Monasterio de San Placido Madrid HerrajesMonasterio de San Placido Madrid Herrajes
Herrajes de la puerta de la iglesia de San Plácido

La demolición del convento…

El convento de San Plácido se mantuvo en pie hasta 1908. Ese año el ayuntamiento de Madrid determinó que debía ser derribado. La cosa se les fue de las manos y, además del convento, también se derribó la capilla del Santo Sepulcro sin una explicación clara. Allí desaparecieron frescos de Francisco Rizzi y de Claudio Coello y los coros bajo y alto.

¿Qué hicieron en el solar? Pues un cine de estilo modernista, el Coliseo Ena Victoria. Un par de años después de su construcción, fue arrasado por un incendio.

… y la reconstrucción del convento, sin monjas

¿Qué hicieron después de la destrucción del cine? Pues volver a levantar el convento. Así de loco… En 1913 comenzaron las obras del convento y de la capilla trasera de la iglesia, donde está la copia del Cristo de Velázquez.

Monasterio de San Placido Madrid Reja ClausuraMonasterio de San Placido Madrid Reja Clausura
Reja de clausura entre la iglesia y el monasterio

Todavía hay otra curiosidad: en la esquina de la calle del Pez sobrevivieron un par de locales comerciales que se integraron en el convento ya en el siglo XXI. Sí, el monasterio de San Plácido tiene partes del siglo XVII, del siglo XX y del siglo XXI.
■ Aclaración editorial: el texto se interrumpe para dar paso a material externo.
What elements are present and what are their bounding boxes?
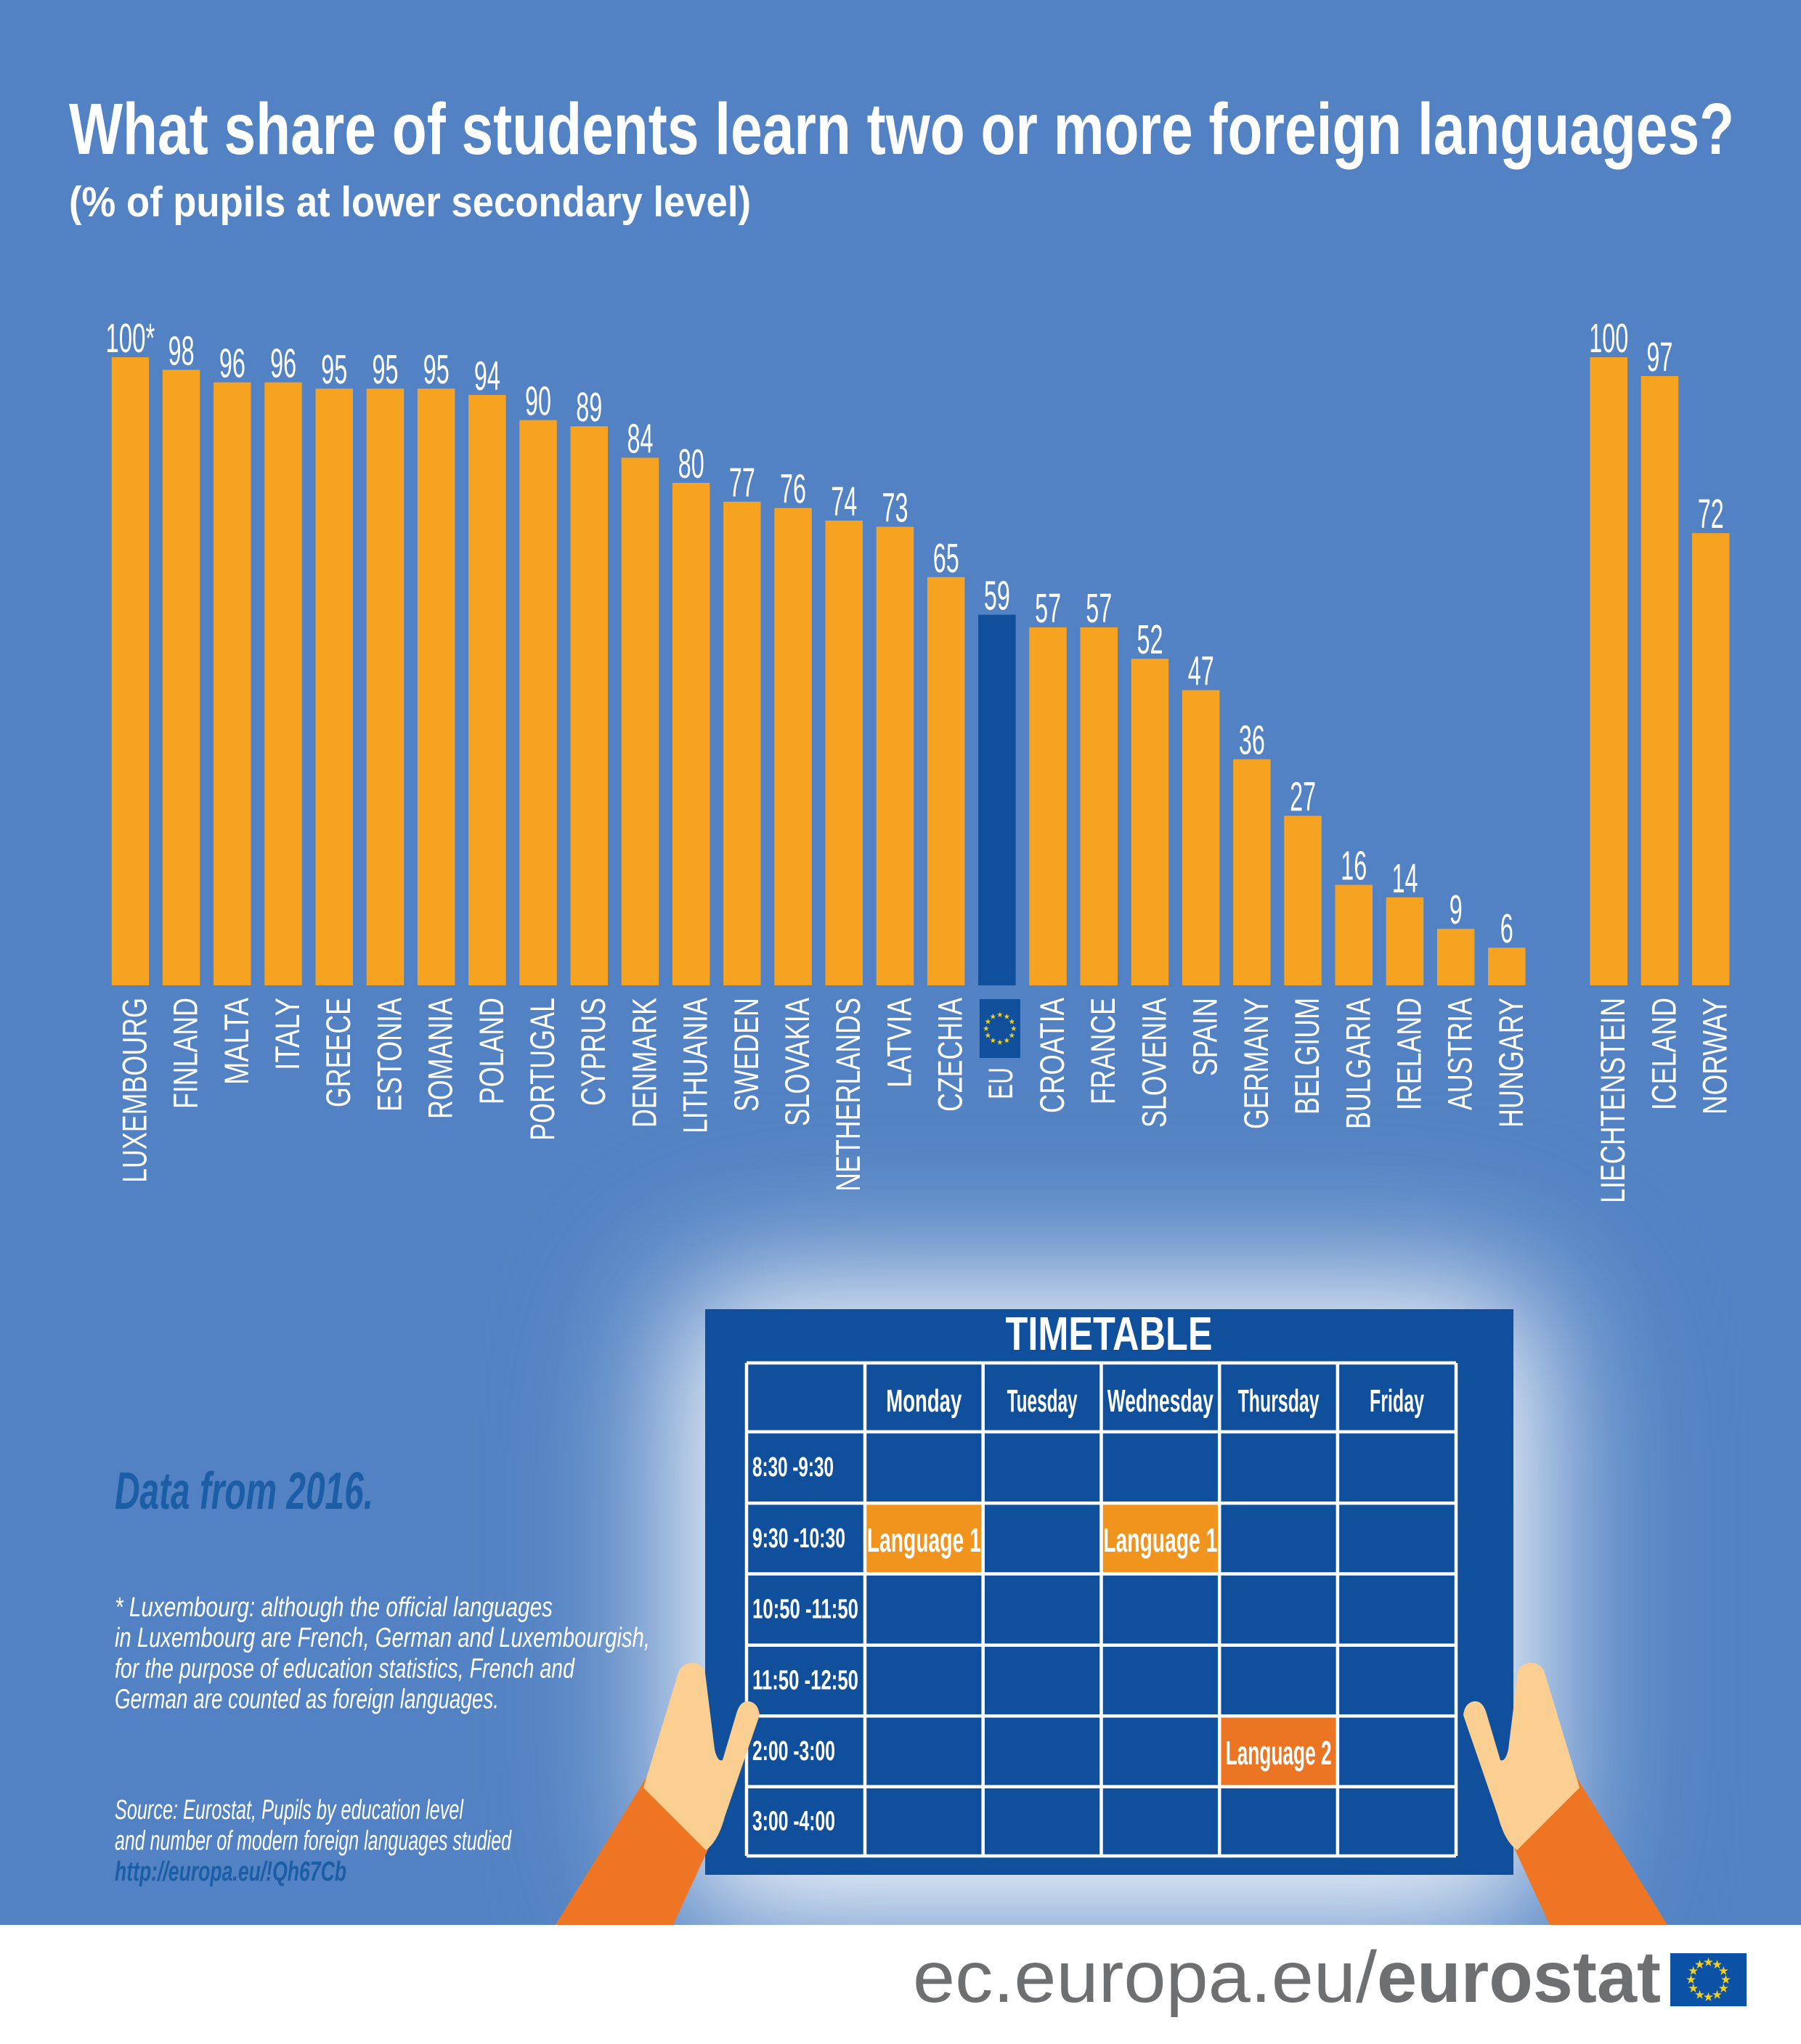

Ojo que ya no hay monjas en el convento. Solo quedan dos hermanas de la orden y viven fuera.

Precios y horarios de visita a la iglesia de San Plácido de Madrid

Ya hemos dicho que el monasterio de San Plácido está en el barrio de Malasaña de Madrid. Concretamente entre las calles de San Roque y de la Madera a los lados y la del Pez al norte. La entrada es por el número 9 de la calle de San Roque.

La iglesia de San Plácido, lo único que se visita, abre de martes a sábado de 10:30 a 14:00 y de 15:00 a 17:30 y los domingos de 13:00 a 16:00. Ten en cuenta que el último acceso es 30 minutos antes del cierre.
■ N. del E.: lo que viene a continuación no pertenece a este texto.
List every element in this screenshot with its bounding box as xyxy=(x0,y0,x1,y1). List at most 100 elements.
Monasterio de San Placido Madrid Ojo PezMonasterio de San Placido Madrid Ojo Pez
La iglesia de San Plácido con objetivo ojo de pez

Hay una entrada combinada a San Plácido y a San Antonio de los Alemanes por 12 € con audioguía. También con audioguía, hay otra entrada que, además, incluye el monasterio de las Comendadoras de Santiago por 19,50 €. Puedes comprarlas en la web o directamente en la entrada de la iglesia.

Las visitas guiadas a la iglesia de San Plácido, para grupos de un mínimo de 10 personas, son de martes a sábado a las 12 h y cuestan 10 €. Tienes que ponerte en contacto con ellos por correo electrónico.

La Hermandad del Refugio y su labor social

Como dijimos al principio, además de alucinar con los frescos, los lienzos, los retablos, las tallas y los escándalos de San Plácido, tu visita también tendrá un fin solidario. El dinero de las entradas a San Plácido y a San Antonio de los Alemanes –tanto de las generales como de las visitas guiadas– se utiliza íntegramente en el comedor social de la Hermandad del Refugio que, cada día, da de comer a entre 300 y 400 personas.

Y es una labor con más de ¡cuatro siglos de historia! La comenzaron allá por 1615 los hermanos de la que, en aquel entonces, era San Antonio de los Portugueses, con sus rondas de pan y huevos.

En pleno centro de Madrid hay una iglesia con una historia de lo más intensa y curiosa y con unas cuantas obras de arte del barroco madrileño en su interior que casi nadie conoce. Pásate por el monasterio de San Plácido y alucina.